- Born: November 1, 1986 (age 39) Bengbu, Anhui, China
- Occupations: Actress, model
- Years active: 2006 - 2012

= Nan Zhang (actress) =

American actress and model (born 1986)

Nan Zhang (born November 1, 1986, 张楠 (Zhāng Nán)) is an American actress and model. She co-starred as Kati Farkas in The CW teen drama, Gossip Girl, until the show ended in 2012.

==Early life and education==
Born in Bengbu in the province of Anhui, China, Zhang and her family moved to the United States when she was six years old and settled in Slidell, Louisiana. She is an only child. After being selected in Chanel/Seventeen Magazine's New Model of the Year contest at the age of 16, Zhang decided to pursue modeling.

==Career==
Her acting debut came about when Zhang was discovered by a casting director while she was at a nail salon in New York which landed her a bit part in The Shanghai Hotel and followed with an uncredited bit part in West 32nd. Zhang's short lived break into showbiz came in March 2007 when she was cast in the supporting role of Kati Farkas in the television adaptation of the popular young adult novels, Gossip Girl.

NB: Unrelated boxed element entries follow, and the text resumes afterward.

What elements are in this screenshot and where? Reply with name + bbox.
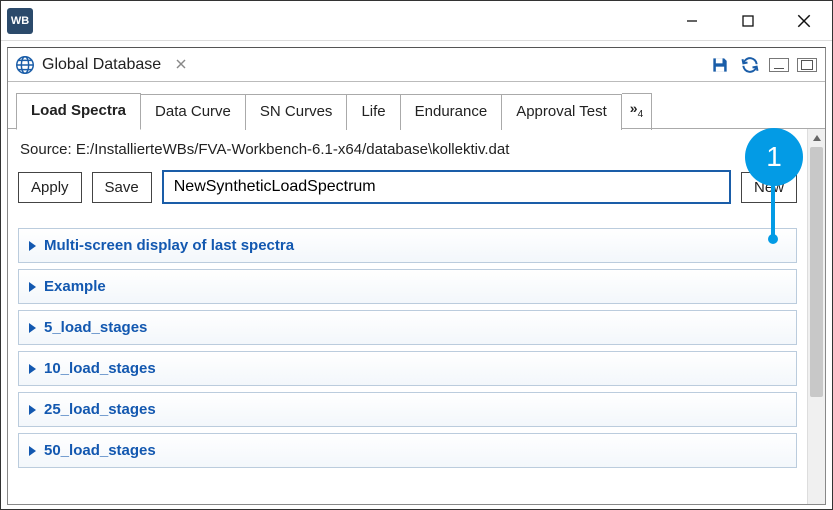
tab-life[interactable]: Life — [347, 94, 400, 130]
spectra-list: 5_load_stages — [18, 310, 797, 345]
tab-overflow-button[interactable]: »4 — [622, 93, 652, 130]
window-minimize-button[interactable] — [664, 1, 720, 41]
apply-button[interactable]: Apply — [18, 172, 82, 203]
callout-dot — [768, 234, 778, 244]
callout-badge: 1 — [745, 128, 803, 186]
window-maximize-button[interactable] — [720, 1, 776, 41]
spectrum-name-input[interactable] — [162, 170, 731, 204]
spectra-list: Multi-screen display of last spectra — [18, 228, 797, 263]
view-maximize-button[interactable] — [797, 58, 817, 72]
spectra-list: 10_load_stages — [18, 351, 797, 386]
spectra-list: Example — [18, 269, 797, 304]
window-close-button[interactable] — [776, 1, 832, 41]
list-item-label: Multi-screen display of last spectra — [44, 237, 294, 254]
tab-bar: Load Spectra Data Curve SN Curves Life E… — [8, 82, 825, 129]
save-button[interactable]: Save — [92, 172, 152, 203]
list-item[interactable]: 25_load_stages — [19, 393, 796, 427]
app-icon: WB — [7, 8, 33, 34]
view-close-icon[interactable] — [169, 57, 193, 73]
caret-right-icon — [29, 282, 36, 292]
source-label: Source: E:/InstallierteWBs/FVA-Workbench… — [20, 141, 797, 158]
caret-right-icon — [29, 241, 36, 251]
view-minimize-button[interactable] — [769, 58, 789, 72]
view-title: Global Database — [42, 56, 161, 74]
spectra-list: 25_load_stages — [18, 392, 797, 427]
list-item-label: 50_load_stages — [44, 442, 156, 459]
vertical-scrollbar[interactable] — [807, 129, 825, 504]
window-titlebar: WB — [1, 1, 832, 41]
list-item[interactable]: Multi-screen display of last spectra — [19, 229, 796, 263]
caret-right-icon — [29, 405, 36, 415]
tab-data-curve[interactable]: Data Curve — [141, 94, 246, 130]
caret-right-icon — [29, 446, 36, 456]
list-item[interactable]: 5_load_stages — [19, 311, 796, 345]
list-item[interactable]: 10_load_stages — [19, 352, 796, 386]
list-item-label: 10_load_stages — [44, 360, 156, 377]
tab-sn-curves[interactable]: SN Curves — [246, 94, 348, 130]
spectra-list: 50_load_stages — [18, 433, 797, 468]
tab-content: Source: E:/InstallierteWBs/FVA-Workbench… — [8, 129, 807, 504]
list-item[interactable]: 50_load_stages — [19, 434, 796, 468]
callout-connector — [771, 182, 775, 236]
list-item[interactable]: Example — [19, 270, 796, 304]
view-header: Global Database — [8, 48, 825, 82]
tab-approval-test[interactable]: Approval Test — [502, 94, 622, 130]
caret-right-icon — [29, 364, 36, 374]
scroll-up-icon[interactable] — [808, 129, 825, 147]
main-panel: 1 Global Database — [7, 47, 826, 505]
list-item-label: Example — [44, 278, 106, 295]
refresh-icon[interactable] — [739, 54, 761, 76]
list-item-label: 25_load_stages — [44, 401, 156, 418]
globe-icon — [14, 54, 36, 76]
save-icon[interactable] — [709, 54, 731, 76]
tab-endurance[interactable]: Endurance — [401, 94, 503, 130]
tab-load-spectra[interactable]: Load Spectra — [16, 93, 141, 130]
scroll-thumb[interactable] — [810, 147, 823, 397]
caret-right-icon — [29, 323, 36, 333]
list-item-label: 5_load_stages — [44, 319, 147, 336]
chevron-right-icon: » — [630, 100, 638, 116]
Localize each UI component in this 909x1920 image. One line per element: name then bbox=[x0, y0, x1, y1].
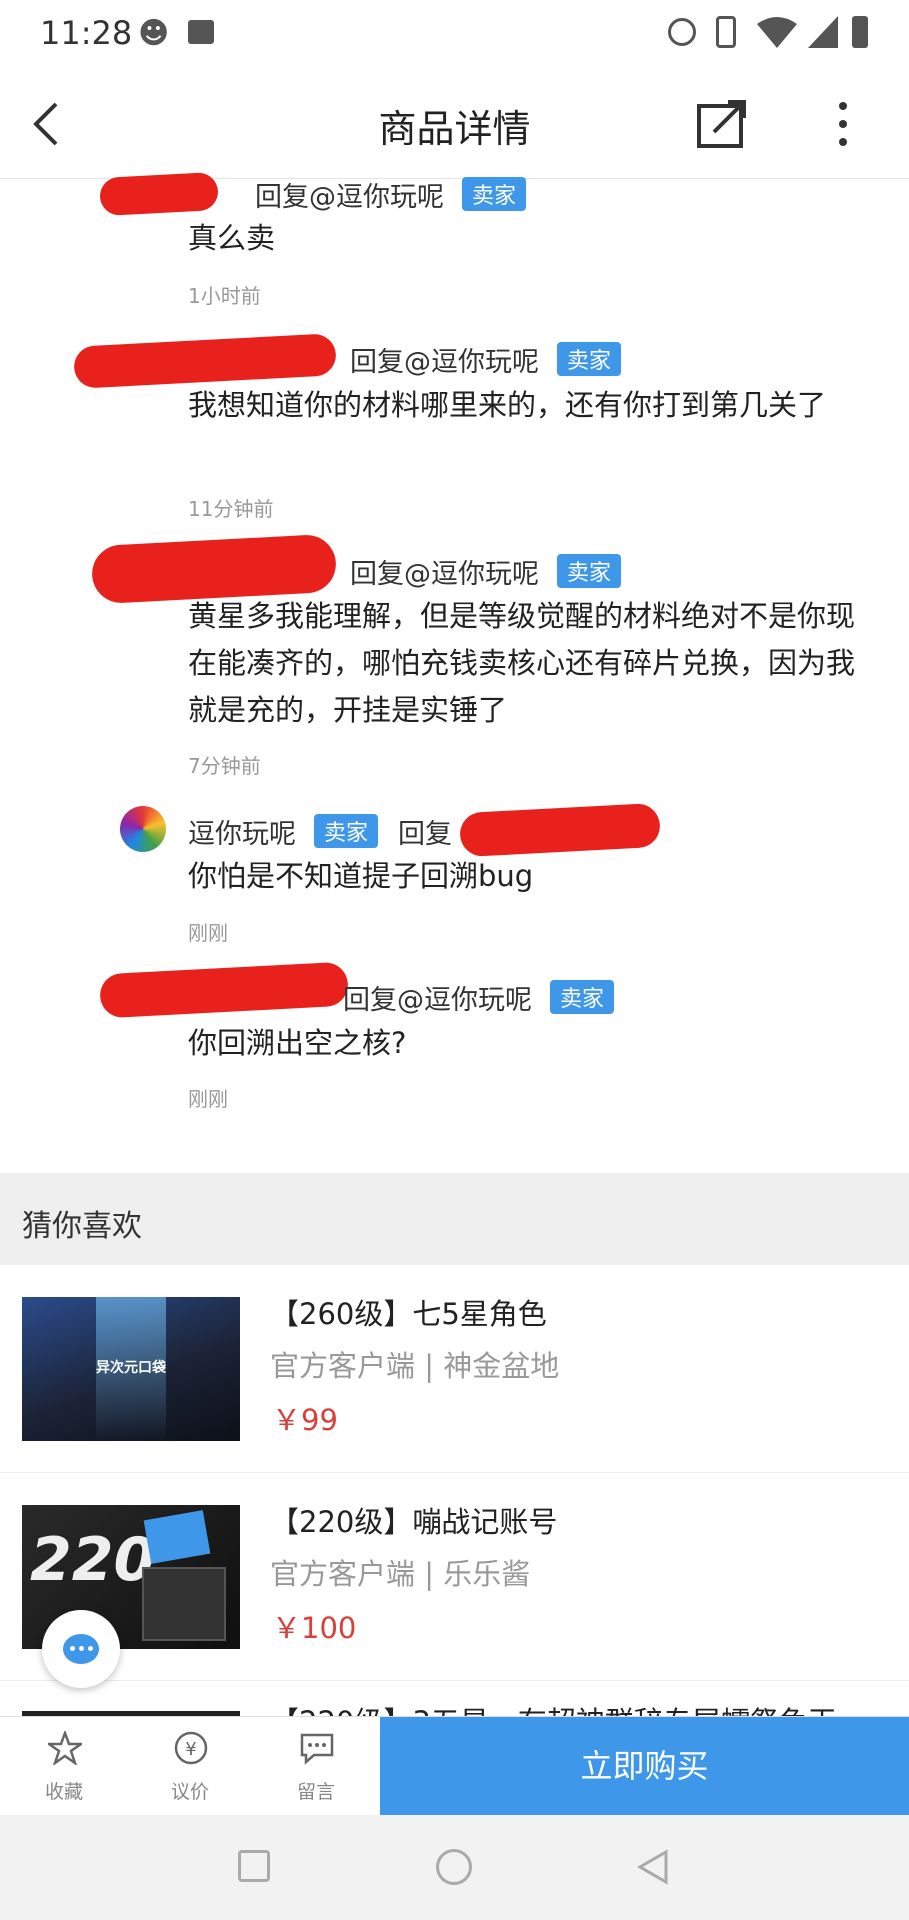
bargain-label: 议价 bbox=[170, 1781, 209, 1803]
status-time: 11:28 bbox=[40, 14, 133, 52]
vibrate-icon bbox=[716, 16, 736, 48]
svg-text:¥: ¥ bbox=[185, 1739, 196, 1760]
comment-reply-header: 回复@逗你玩呢 卖家 bbox=[343, 978, 615, 1017]
thumbnail-panel bbox=[142, 1567, 226, 1641]
comment-text: 你怕是不知道提子回溯bug bbox=[188, 859, 534, 893]
chat-bubble-icon bbox=[63, 1634, 99, 1664]
back-nav-icon[interactable] bbox=[636, 1849, 670, 1885]
message-button[interactable]: 留言 bbox=[266, 1717, 366, 1815]
recents-icon[interactable] bbox=[238, 1850, 270, 1882]
top-nav-bar: 商品详情 bbox=[0, 70, 909, 179]
product-price: ￥100 bbox=[272, 1611, 357, 1645]
star-icon bbox=[48, 1731, 82, 1765]
redacted-username bbox=[73, 333, 337, 389]
comment-time: 7分钟前 bbox=[188, 754, 261, 778]
favorite-label: 收藏 bbox=[44, 1781, 83, 1803]
yen-icon: ¥ bbox=[174, 1731, 208, 1765]
share-icon[interactable] bbox=[696, 100, 748, 148]
signal-icon bbox=[808, 16, 838, 48]
system-nav-bar bbox=[0, 1815, 909, 1920]
page-title: 商品详情 bbox=[378, 107, 531, 151]
comment-time: 刚刚 bbox=[188, 921, 228, 945]
product-title: 【220级】3五星，有超神群辞专属蠕祭免玉 bbox=[270, 1699, 837, 1716]
product-thumbnail: 异次元口袋 bbox=[22, 1297, 240, 1441]
comment-text: 你回溯出空之核? bbox=[188, 1026, 407, 1060]
more-icon[interactable] bbox=[836, 100, 850, 148]
thumbnail-caption: 220 bbox=[30, 1525, 156, 1595]
thumbnail-badge bbox=[143, 1510, 211, 1564]
comment-reply-header: 回复@逗你玩呢 卖家 bbox=[350, 552, 622, 591]
seller-badge: 卖家 bbox=[314, 814, 379, 848]
seller-badge: 卖家 bbox=[462, 177, 527, 211]
reply-target[interactable]: 回复@逗你玩呢 bbox=[343, 985, 532, 1016]
bottom-action-bar: 收藏 ¥ 议价 留言 立即购买 bbox=[0, 1716, 909, 1815]
comment-text: 真么卖 bbox=[188, 221, 276, 255]
redacted-username bbox=[99, 171, 219, 217]
seller-badge: 卖家 bbox=[557, 342, 622, 376]
product-price: ￥99 bbox=[272, 1403, 338, 1437]
product-subtitle: 官方客户端 | 神金盆地 bbox=[270, 1349, 560, 1383]
reply-target[interactable]: 回复@逗你玩呢 bbox=[255, 182, 444, 213]
product-subtitle: 官方客户端 | 乐乐酱 bbox=[270, 1557, 531, 1591]
comment-time: 11分钟前 bbox=[188, 497, 274, 521]
avatar[interactable] bbox=[120, 806, 166, 852]
wifi-icon bbox=[757, 17, 797, 48]
chat-fab[interactable] bbox=[42, 1610, 120, 1688]
comment-time: 1小时前 bbox=[188, 284, 261, 308]
product-card[interactable]: 【220级】3五星，有超神群辞专属蠕祭免玉 bbox=[0, 1681, 909, 1716]
comment-text: 黄星多我能理解，但是等级觉醒的材料绝对不是你现在能凑齐的，哪怕充钱卖核心还有碎片… bbox=[188, 599, 856, 727]
reply-target[interactable]: 回复@逗你玩呢 bbox=[350, 559, 539, 590]
buy-now-button[interactable]: 立即购买 bbox=[380, 1717, 909, 1815]
image-notification-icon bbox=[188, 20, 214, 44]
home-icon[interactable] bbox=[436, 1849, 472, 1885]
message-label: 留言 bbox=[296, 1781, 335, 1803]
battery-icon bbox=[852, 16, 868, 48]
comment-author-header: 逗你玩呢 卖家 回复 bbox=[188, 812, 452, 851]
seller-badge: 卖家 bbox=[557, 554, 622, 588]
redacted-username bbox=[99, 961, 349, 1019]
comment-reply-header: 回复@逗你玩呢 卖家 bbox=[255, 175, 527, 214]
alarm-icon bbox=[668, 18, 696, 46]
bargain-button[interactable]: ¥ 议价 bbox=[140, 1717, 240, 1815]
comment-time: 刚刚 bbox=[188, 1087, 228, 1111]
recommend-title: 猜你喜欢 bbox=[22, 1209, 142, 1244]
favorite-button[interactable]: 收藏 bbox=[14, 1717, 114, 1815]
redacted-username bbox=[458, 802, 662, 858]
comment-text: 我想知道你的材料哪里来的，还有你打到第几关了 bbox=[188, 388, 827, 422]
product-title: 【260级】七5星角色 bbox=[270, 1297, 547, 1331]
author-name[interactable]: 逗你玩呢 bbox=[188, 819, 296, 850]
product-card[interactable]: 异次元口袋 【260级】七5星角色 官方客户端 | 神金盆地 ￥99 bbox=[0, 1265, 909, 1472]
comment-icon bbox=[300, 1733, 334, 1765]
recommend-header: 猜你喜欢 bbox=[0, 1173, 909, 1265]
reply-prefix: 回复 bbox=[398, 819, 453, 850]
reply-target[interactable]: 回复@逗你玩呢 bbox=[350, 347, 539, 378]
thumbnail-caption: 异次元口袋 bbox=[96, 1360, 166, 1376]
comment-reply-header: 回复@逗你玩呢 卖家 bbox=[350, 340, 622, 379]
product-title: 【220级】嘣战记账号 bbox=[270, 1505, 558, 1539]
product-card[interactable]: 220 【220级】嘣战记账号 官方客户端 | 乐乐酱 ￥100 bbox=[0, 1473, 909, 1680]
app-notification-icon: ☻ bbox=[138, 16, 170, 51]
status-bar: 11:28 ☻ bbox=[0, 0, 909, 70]
seller-badge: 卖家 bbox=[550, 980, 615, 1014]
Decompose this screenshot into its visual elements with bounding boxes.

Before acting, Zhang started her career as a model in New York.

==Personal life==
Zhang had previously wanted to be actively involved with neuroscience research and returned to Johns Hopkins University to pursue her pre-med/neuroscience degree. She graduated in 2012, while filming simultaneously. She then went on to attain her graduate degree from Johns Hopkins University.